Where does this swapfile get written?
And just to remind folks, for now there is a 1GB limit to the available RAM.
I made my Stan project (with a .Rprofile that writes a ~/.R/Makevars file) viewable by everyone at
It still cannot compile some of the more complicated Stan programs, but you can compile a lot of them. About 488 of the 505 programs accessible via
dir("~", all.files = TRUE)
 "." ".." ".bash_history" ".bash_logout" ".bashrc" ".config" ".profile" ".R" ".Rprofile"  ".rstudio" "R"

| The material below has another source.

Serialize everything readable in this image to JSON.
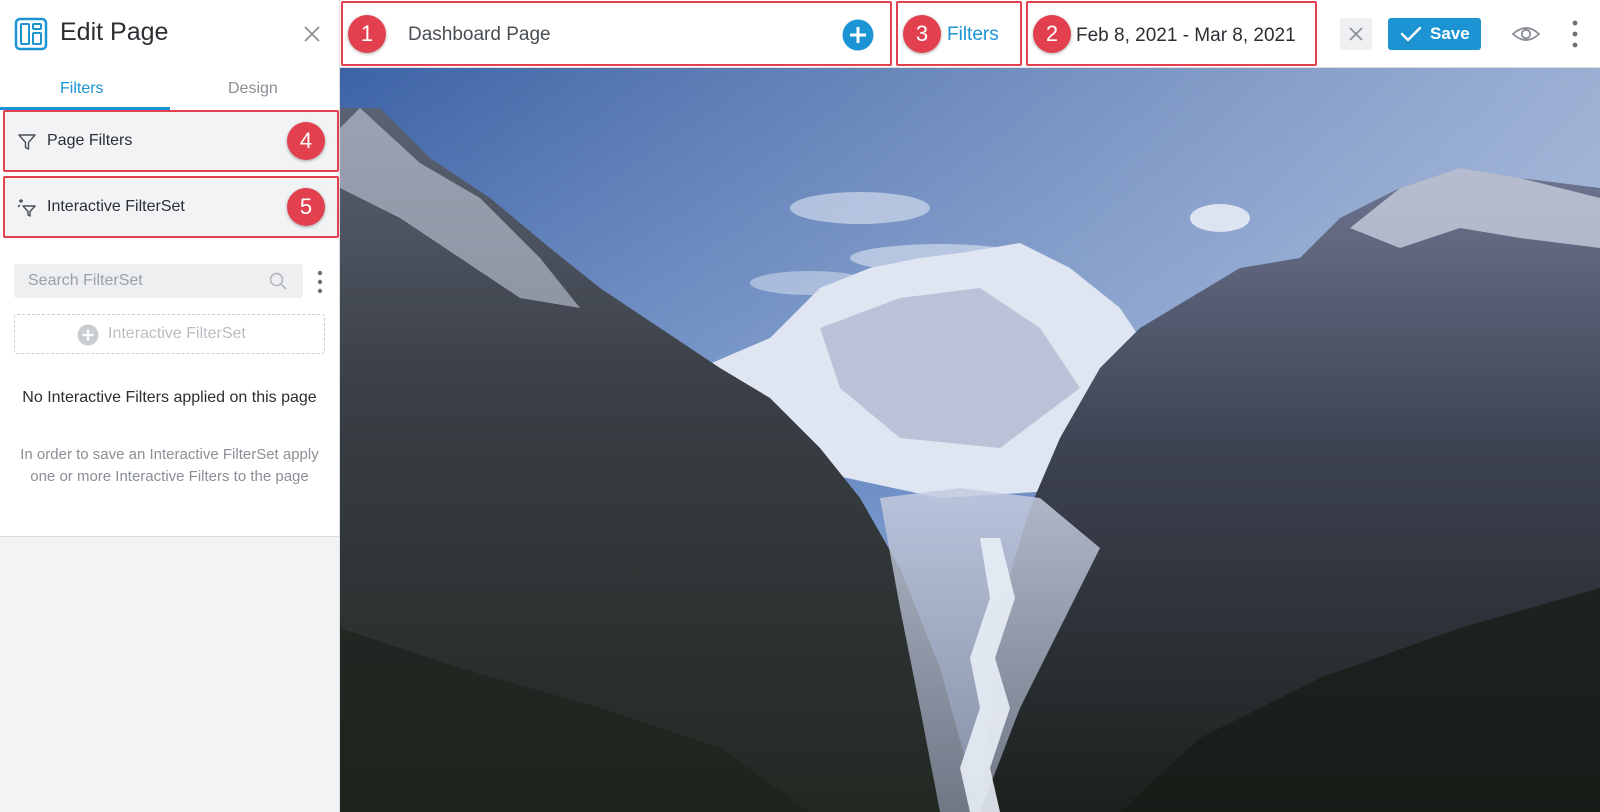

OK, apparently you all were telling me repeatedly that I should have a
.Rprofile file in Stan project directory that configures the C++ toolchain, rather than (or in additional to) the .Rprofile file in the home directory, but I could not conceive of there being two .Rprofile files. It seems to be working now, so anyone who tried to fork my Stan project from
please fork again.
Chiming in to say this confusion is not uncommon! I think Efficient R Programming does a nice job laying out the whole picture: https://csgillespie.github.io/efficientR/set-up.html#location
Hi @jjallaire @josh @Robby . As you might have seen, Andrew Gelman blogged being able to use Stan on RStudio Cloud this AM, so hopefully it did not crash. Predictably, I am already hearing some grumbling about not being able to compile the Stan models people really want to run within the 1GB limit using clang++ 3.8. I think I could get a bit farther if my project that people are forking from had access to a version of clang++ that was at least 3.9 and hence supports ThinLTO. The end of this LLVM blog post claims that big memory gains can be achieved with it. It looks as if the Xenial repo has clang-3.9, clang-4.0, and clang-5.0.
It does, which would you prefer?
Let's try with
clang-5.0, although that may additionally require
lld-5.0 to link properly, which is also in the Xenial-updates repo. Thanks!
Could you direct message me something that I could use to verify that it accomplishes what you want that I could use to test in our staging environment before deploying to production?